Fakta di atas diteliti oleh Agus Iswanto, Nurhata, dan Asep Saefullah dari Balitbang Kementerian Agama RI pada tahun 2020. Melalui judul penelitian Perlunya Kreativitas Alih Wahana Sumber-sumber Tertulis Bersejarah untuk Pengarusutamaan Moderasi Beragama, ditemukan poin-poin penting moderasi beragama yang bisa dielaborasi lebih dalam. Hasil elaborasi ini bisa dijadikan modal kebijakan bagi proses pengarusutamaan moderasi beragama di lintas sektor pemerintahan, khususnya dalam instansi Kementerian Agama sebagai pemarakrasa.


Penelitian yang dilakukan Badan Litbang dan Diklat Kementerian Agama RI ini menemukan titik tekan pentingnya penelitian akan nilai-nilai luhur masyarakat terdahulu melalui peninggalan kesejarahan. Sebab, peninggalan kesejarahan bangsa ini begitu melimpah hanya saja belum digali dan dikemas dengan baik. Sehingga, hasilnya masih dinikmati oleh internal peneliti sendiri dan belum menyentuh generasi yang lebih luas. Semisal generasi Z dan Y yang terus bertumbuh kini.
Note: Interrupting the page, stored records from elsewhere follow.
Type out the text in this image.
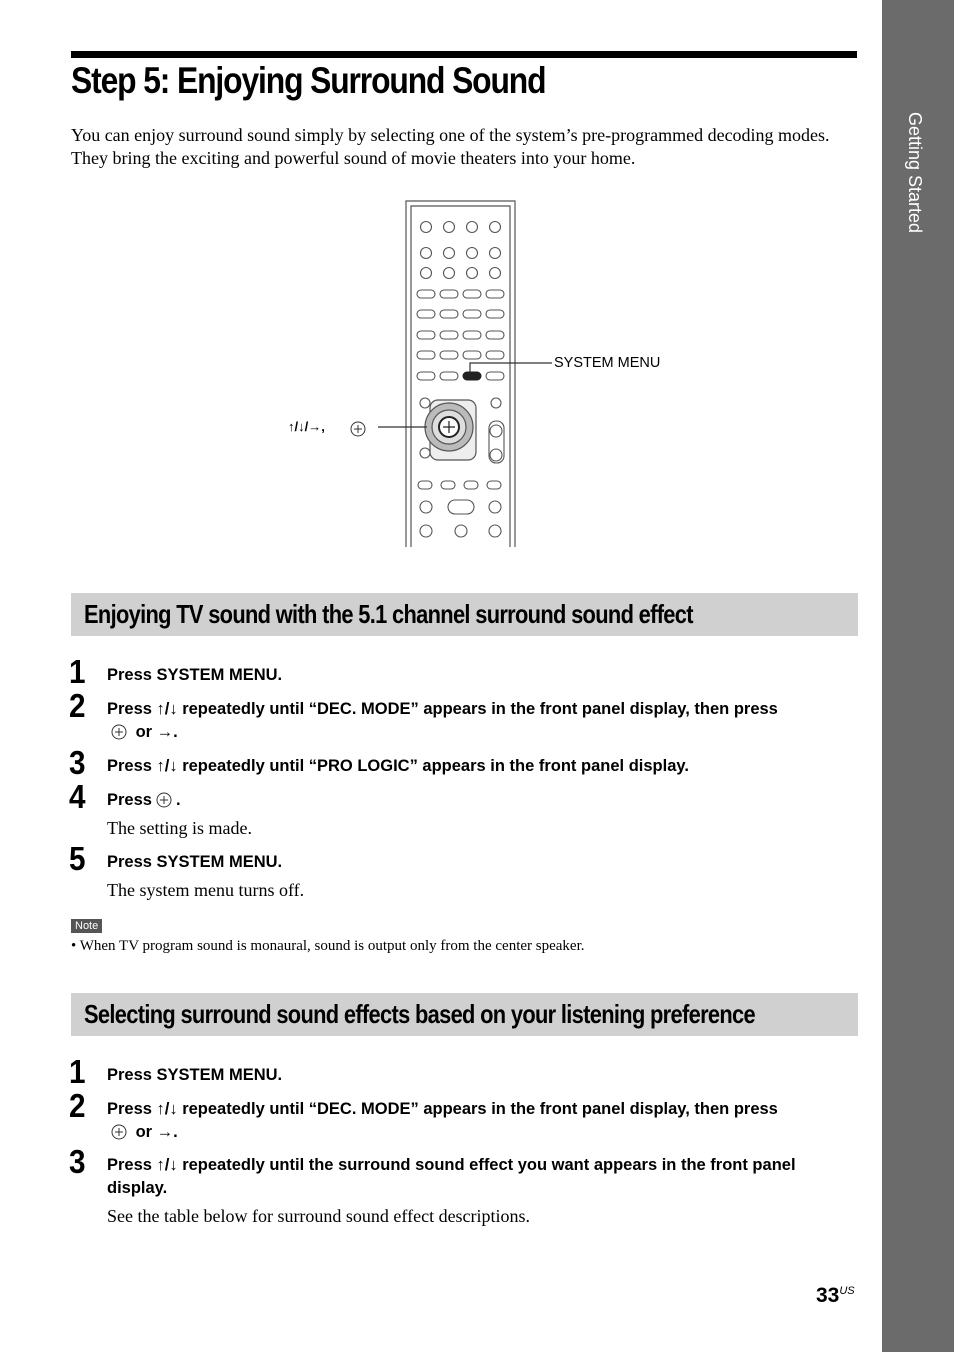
Getting Started
Step 5: Enjoying Surround Sound

You can enjoy surround sound simply by selecting one of the system’s pre-programmed decoding modes. They bring the exciting and powerful sound of movie theaters into your home.

SYSTEM MENU
↑/↓/→,
Enjoying TV sound with the 5.1 channel surround sound effect
1 Press SYSTEM MENU.

2 Press ↑/↓ repeatedly until “DEC. MODE” appears in the front panel display, then press
or →.

3 Press ↑/↓ repeatedly until “PRO LOGIC” appears in the front panel display.

4 Press .

The setting is made.

5 Press SYSTEM MENU.

The system menu turns off.

Note

• When TV program sound is monaural, sound is output only from the center speaker.

Selecting surround sound effects based on your listening preference
1 Press SYSTEM MENU.

2 Press ↑/↓ repeatedly until “DEC. MODE” appears in the front panel display, then press
or →.

3 Press ↑/↓ repeatedly until the surround sound effect you want appears in the front panel display.

See the table below for surround sound effect descriptions.

$33^{US}$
Dengan mengambil sampel Serat Carub Kandha, penelitian ini bertujuan menjadi medium yang memungkinkan terjangkaunya pengetahuan isi manuskrip yang lebih luas. Dari sekian teks yang ada dalam naskah beraksara Pegon dan menggunakan bahasa Jawa Cirebon ini, banyak ditemukan nilai-nilai toleransi dan magersari (turut bersama) dalam membangun suatu daerah atau negeri. Fenomena ini sudah lama dipraktikkan sebagaimana isi manuskrip ini yang banyak melibatkan masyarakat kita sejak abad 15.


Secara mendetail, narasi moderasi beragam dalam manuskrip ini lebih tersirat dalam delapan pupuh. Pupuh-pupuh yang menarasikan mdoerasi beragama adalah; pupuh pangkur cabang empat, pupuh mijil cabang keempat, pupuh megatruh cabang keempat, pupuh ladrang cabang kedelapan, pupuh perlambang cabang kesepuluh, pupuh sumengker cabang kesebelas, pupuh dandanggula cabang kedua belas, pupuh sinom cabang ketiga belas. Setiap pupuh menarasikan minimal satu nilai moderasi beragama yang dapat dikontekstualisasikan dalam kehidupan masa kini.
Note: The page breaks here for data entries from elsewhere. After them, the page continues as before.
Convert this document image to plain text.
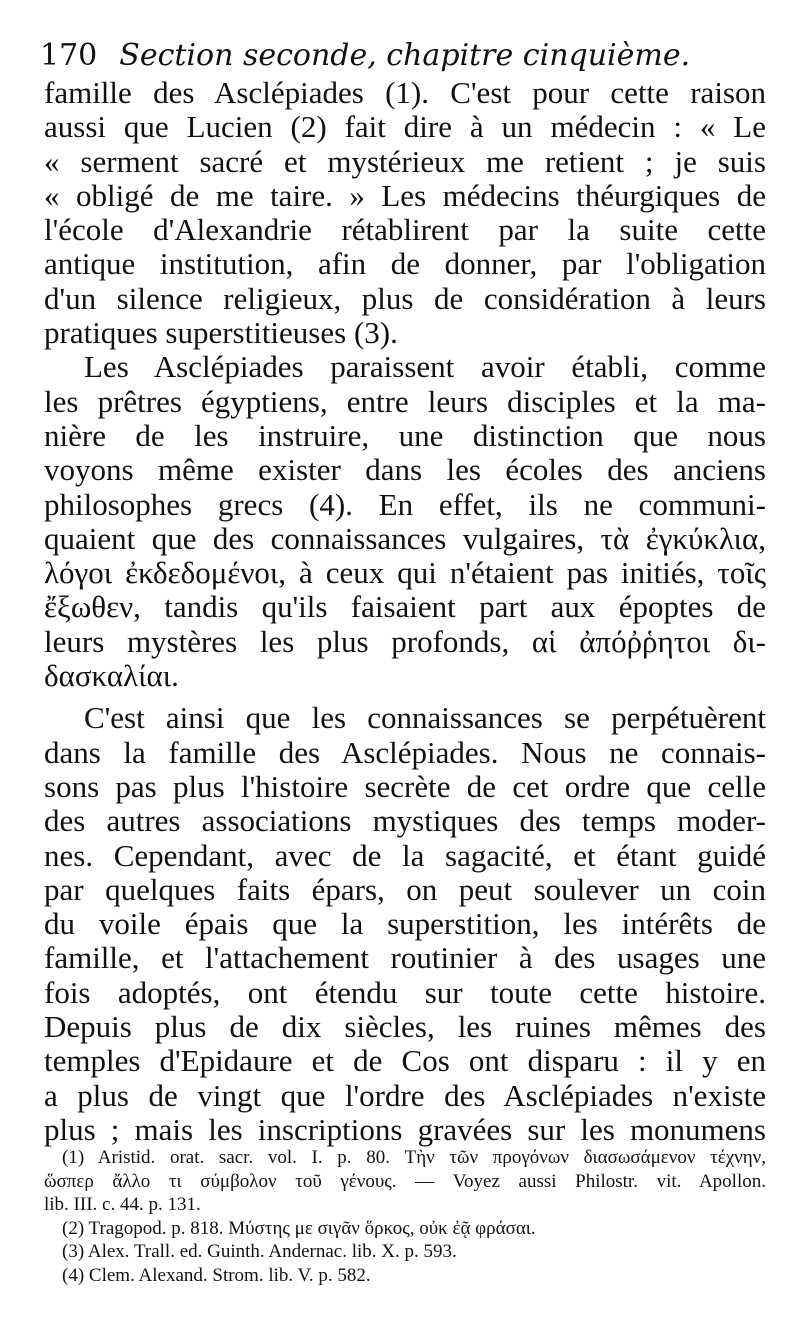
170 Section seconde, chapitre cinquième.
famille des Asclépiades (1). C'est pour cette raison
aussi que Lucien (2) fait dire à un médecin : « Le
« serment sacré et mystérieux me retient ; je suis
« obligé de me taire. » Les médecins théurgiques de
l'école d'Alexandrie rétablirent par la suite cette
antique institution, afin de donner, par l'obligation
d'un silence religieux, plus de considération à leurs
pratiques superstitieuses (3).
Les Asclépiades paraissent avoir établi, comme
les prêtres égyptiens, entre leurs disciples et la ma-
nière de les instruire, une distinction que nous
voyons même exister dans les écoles des anciens
philosophes grecs (4). En effet, ils ne communi-
quaient que des connaissances vulgaires, τὰ ἐγκύκλια,
λόγοι ἐκδεδομένοι, à ceux qui n'étaient pas initiés, τοῖς
ἔξωθεν, tandis qu'ils faisaient part aux époptes de
leurs mystères les plus profonds, αἱ ἀπόῤῥητοι δι-
δασκαλίαι.
C'est ainsi que les connaissances se perpétuèrent
dans la famille des Asclépiades. Nous ne connais-
sons pas plus l'histoire secrète de cet ordre que celle
des autres associations mystiques des temps moder-
nes. Cependant, avec de la sagacité, et étant guidé
par quelques faits épars, on peut soulever un coin
du voile épais que la superstition, les intérêts de
famille, et l'attachement routinier à des usages une
fois adoptés, ont étendu sur toute cette histoire.
Depuis plus de dix siècles, les ruines mêmes des
temples d'Epidaure et de Cos ont disparu : il y en
a plus de vingt que l'ordre des Asclépiades n'existe
plus ; mais les inscriptions gravées sur les monumens
(1) Aristid. orat. sacr. vol. I. p. 80. Τὴν τῶν προγόνων διασωσάμενον τέχνην,
ὥσπερ ἄλλο τι σύμβολον τοῦ γένους. — Voyez aussi Philostr. vit. Apollon.
lib. III. c. 44. p. 131.
(2) Tragopod. p. 818. Μύστης με σιγᾶν ὅρκος, οὐκ ἐᾷ φράσαι.
(3) Alex. Trall. ed. Guinth. Andernac. lib. X. p. 593.
(4) Clem. Alexand. Strom. lib. V. p. 582.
Penelitian ini juga menyimpulkan, bahwa delapan pupuh di atas dapat dikelompokkan menjadi tiga aspek. Tiga aspek dipilih sebab sejalan dengan kerangka teori tentang indikator moderasi beragama; yakni sikap menghargai agama lain, akomodatif terhadap kebudayaan lokal, dan anti terhadap kekerasan. Bisa kita ambil contoh dengan mengambil satu pupuh.


Dalam pupuh mijil cabang keempat dan pupuh sumengker cabang kesebelas, terdapat nilai-nilai sikap saling menghargai agama lain. Pada pupuh megatruh cabang keempat, pupuh Ladrang cabang kedelapan, dan pupuh Dandanggula berisi makna akomodatif terhadap budaya lokal. Serta terkait anti terhadap kekerasan bisa ditemukan pada pupuh pangkur cabang keempat, pupuh mijil cabang keempat, dan pupuh Perlambang cabang kesepuluh. Seluruhnya sejalan dengan tema besar moderasi beragama sebagai cara pandang yang bisa diaplikasikan pada setiap warna Negara Indonesia yang beragama.